Barbershopera II is written by company founders Rob Castell and Tom Sadler who perform it, alongside Lara Stubbs and Pete Sorel-Cameron in the shape of a comedy barbershop quartet. The plot, insomuch as it is important, concerns a Catalan matador Esteve who inherits a barber shop in Norfolk from his long-lost father but faces opposition from hostile locals and his hairdressing rival, Trevor Sorbet. There’s then an insane amount of twists and turns which get increasingly daft and surreal. The main twist though is that it’s performed in different harmony groupings throughout (though rarely as a barbershop quartet interestingly enough).
The show really caught light for me with a brilliant medley of songs during the hairdressing competition which skillfully wove in a whole raft of jokes, both visual and lyrical through five completely different styles in quick succession. Lyrically, the songs are excellent throughout, always provoking laughter, but it is sometimes hard to escape the feeling that this is one (albeit excellent) trick that is drawn out for too long.

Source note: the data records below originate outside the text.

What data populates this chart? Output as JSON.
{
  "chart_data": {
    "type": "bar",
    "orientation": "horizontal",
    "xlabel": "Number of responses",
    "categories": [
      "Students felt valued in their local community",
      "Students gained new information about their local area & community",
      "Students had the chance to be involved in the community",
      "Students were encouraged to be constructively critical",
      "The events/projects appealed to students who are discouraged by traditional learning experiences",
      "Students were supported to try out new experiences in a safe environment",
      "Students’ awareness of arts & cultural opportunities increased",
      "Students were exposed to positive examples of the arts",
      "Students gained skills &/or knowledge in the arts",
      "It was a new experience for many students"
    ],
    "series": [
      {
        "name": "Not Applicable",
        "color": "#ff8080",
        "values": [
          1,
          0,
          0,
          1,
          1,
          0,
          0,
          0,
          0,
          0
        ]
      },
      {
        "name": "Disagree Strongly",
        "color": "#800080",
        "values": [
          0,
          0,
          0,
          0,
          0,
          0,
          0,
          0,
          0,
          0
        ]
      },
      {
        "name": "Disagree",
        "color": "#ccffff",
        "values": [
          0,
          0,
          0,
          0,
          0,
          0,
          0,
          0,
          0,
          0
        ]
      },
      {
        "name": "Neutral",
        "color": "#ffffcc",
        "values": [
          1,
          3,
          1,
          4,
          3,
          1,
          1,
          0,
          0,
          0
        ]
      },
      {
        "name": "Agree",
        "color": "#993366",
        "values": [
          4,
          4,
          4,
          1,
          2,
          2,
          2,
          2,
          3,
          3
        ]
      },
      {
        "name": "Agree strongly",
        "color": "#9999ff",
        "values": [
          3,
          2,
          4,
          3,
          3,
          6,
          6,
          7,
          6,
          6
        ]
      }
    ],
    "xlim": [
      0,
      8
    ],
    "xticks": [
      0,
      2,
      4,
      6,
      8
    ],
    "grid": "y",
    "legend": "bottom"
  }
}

There’s no doubting the impressive vocal skills on display here and it almost seems churlish to criticise given the workrate, but hard work alone isn’t enough. Production values are perilously, shabbily low, the tunes just aren’t memorable enough, and there isn’t enough genuine quartet singing which minimises the genuine impact that the barbershop style has to offer. With such a surreal story that doesn’t engage one emotionally, there’s only so long one can admire good singing and sadly one ends up feeling a bit blase, despite the technical expertise on show.
Aside from the lyrics, nothing else really feels quite up to the necessary standard to elevate this from comedy festival success to genuine theatrical success, but I do think there is much potential in Castell and Sadler’s writing.